In fact, I’ve quit - or put off - pursuing a lot of things because I’ve deemed them too difficult: learning French, improving my art skills, learning to cook, following through with my goal to write daily.
So instead, I relegate these things to my “wish-I-could” category and carry on with the easy stuff instead.
We always go for easy, don’t we?
Binge watching TV is easy. Hookups are easy. Sparknotes is easy. Scrolling through Instagram instead of saying hello to the person sharing an elevator with you is easy. Settling into a mundane job you don’t care for is easy. Hiding behind the security of a text message for a difficult conversation is easy. Holding a grudge instead of apologizing is easy. Eating ice cream and watching New Girl instead of finishing this post is easy.
We’re in the age of easy.
Why are we so adamant to avoid hard things when in the end those are the things that often leave us the most fulfilled? That painting we’ve pained over, a successful relationship we’ve willingly sacrificed for, a difficult conversation that cleared up misunderstandings: aren’t all of these things infinitely more precious to us than those which came to us easily?
And of which accomplishment are we more proud, anyways? That which required no effort or the feat which consumed us entirely? In fact, can we call anything that takes no effort an accomplishment at all?
At this point in the post, I was going to provide an excerpt from my own life of a time I slaved over something and was pleased with the results despite the difficulty, but you know what I realized? I can’t even remember the last time I followed through with something that was exceptionally difficult (except for that Physics class I took one summer which was truly a taste of what’s waiting for the damned in Hell’s abyss). Who am I?! When did I judge everything as too hard and not worth my effort?
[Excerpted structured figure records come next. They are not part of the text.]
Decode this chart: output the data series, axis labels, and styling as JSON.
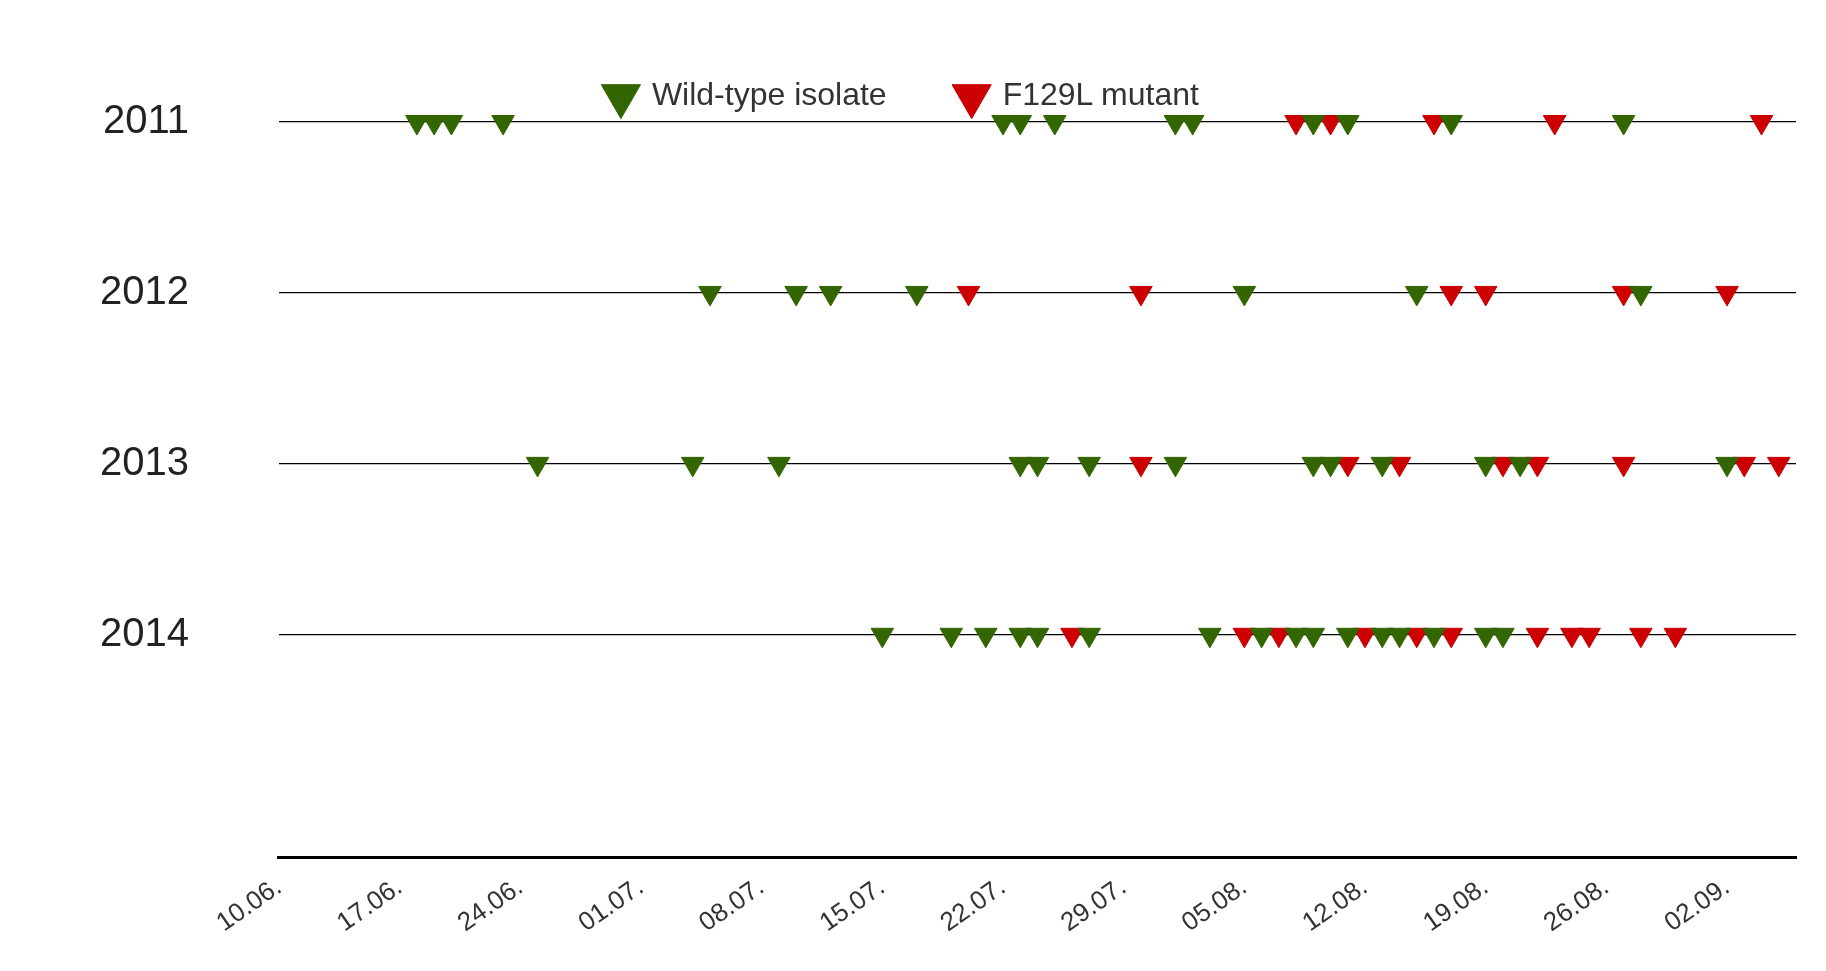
{
  "chart_data": {
    "type": "scatter",
    "marker": "triangle",
    "legend": "top",
    "grid": "y",
    "xlim": [
      "--06-10",
      "--09-06"
    ],
    "xticks": [
      {
        "value": "--06-10",
        "label": "10.06."
      },
      {
        "value": "--06-17",
        "label": "17.06."
      },
      {
        "value": "--06-24",
        "label": "24.06."
      },
      {
        "value": "--07-01",
        "label": "01.07."
      },
      {
        "value": "--07-08",
        "label": "08.07."
      },
      {
        "value": "--07-15",
        "label": "15.07."
      },
      {
        "value": "--07-22",
        "label": "22.07."
      },
      {
        "value": "--07-29",
        "label": "29.07."
      },
      {
        "value": "--08-05",
        "label": "05.08."
      },
      {
        "value": "--08-12",
        "label": "12.08."
      },
      {
        "value": "--08-19",
        "label": "19.08."
      },
      {
        "value": "--08-26",
        "label": "26.08."
      },
      {
        "value": "--09-02",
        "label": "02.09."
      }
    ],
    "ylim": [
      2015.3,
      2011
    ],
    "yticks": [
      2011,
      2012,
      2013,
      2014
    ],
    "series": [
      {
        "name": "Wild-type isolate",
        "color": "#336600",
        "x": [
          "--06-18",
          "--06-19",
          "--06-20",
          "--06-23",
          "--07-22",
          "--07-23",
          "--07-25",
          "--08-01",
          "--08-02",
          "--08-09",
          "--08-11",
          "--08-17",
          "--08-27",
          "--07-05",
          "--07-10",
          "--07-12",
          "--07-17",
          "--08-05",
          "--08-15",
          "--08-28",
          "--06-25",
          "--07-04",
          "--07-09",
          "--07-23",
          "--07-24",
          "--07-27",
          "--08-01",
          "--08-09",
          "--08-10",
          "--08-13",
          "--08-19",
          "--08-21",
          "--09-02",
          "--07-15",
          "--07-19",
          "--07-21",
          "--07-23",
          "--07-24",
          "--07-27",
          "--08-03",
          "--08-06",
          "--08-08",
          "--08-09",
          "--08-11",
          "--08-13",
          "--08-14",
          "--08-16",
          "--08-19",
          "--08-20"
        ],
        "values": [
          2011,
          2011,
          2011,
          2011,
          2011,
          2011,
          2011,
          2011,
          2011,
          2011,
          2011,
          2011,
          2011,
          2012,
          2012,
          2012,
          2012,
          2012,
          2012,
          2012,
          2013,
          2013,
          2013,
          2013,
          2013,
          2013,
          2013,
          2013,
          2013,
          2013,
          2013,
          2013,
          2013,
          2014,
          2014,
          2014,
          2014,
          2014,
          2014,
          2014,
          2014,
          2014,
          2014,
          2014,
          2014,
          2014,
          2014,
          2014,
          2014
        ]
      },
      {
        "name": "F129L mutant",
        "color": "#cc0000",
        "x": [
          "--08-08",
          "--08-10",
          "--08-16",
          "--08-23",
          "--09-04",
          "--07-20",
          "--07-30",
          "--08-17",
          "--08-19",
          "--08-27",
          "--09-02",
          "--07-30",
          "--08-11",
          "--08-14",
          "--08-20",
          "--08-22",
          "--08-27",
          "--09-03",
          "--09-05",
          "--07-26",
          "--08-05",
          "--08-07",
          "--08-12",
          "--08-15",
          "--08-17",
          "--08-22",
          "--08-24",
          "--08-25",
          "--08-28",
          "--08-30"
        ],
        "values": [
          2011,
          2011,
          2011,
          2011,
          2011,
          2012,
          2012,
          2012,
          2012,
          2012,
          2012,
          2013,
          2013,
          2013,
          2013,
          2013,
          2013,
          2013,
          2013,
          2014,
          2014,
          2014,
          2014,
          2014,
          2014,
          2014,
          2014,
          2014,
          2014,
          2014
        ]
      }
    ]
  }
}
Rarely is something too hard; we put the “too” there as an excuse, a justification for why we refuse to even give something a go.
“Learning piano is too hard, so why should I even try?”
“Being in a relationship would be too hard, so why should we even try?”
“Pursuing my passion is too hard, so why should I even try?”
Consistently, we confuse difficulties for impossibilities.
I think somewhere along the way, what’s most comfortable for us got confused with what’s best for us, when in reality this couldn’t be further from the truth. Easy doesn’t lead to growth. Easy leads to atrophy.
Isn’t it time we put aside the excuses?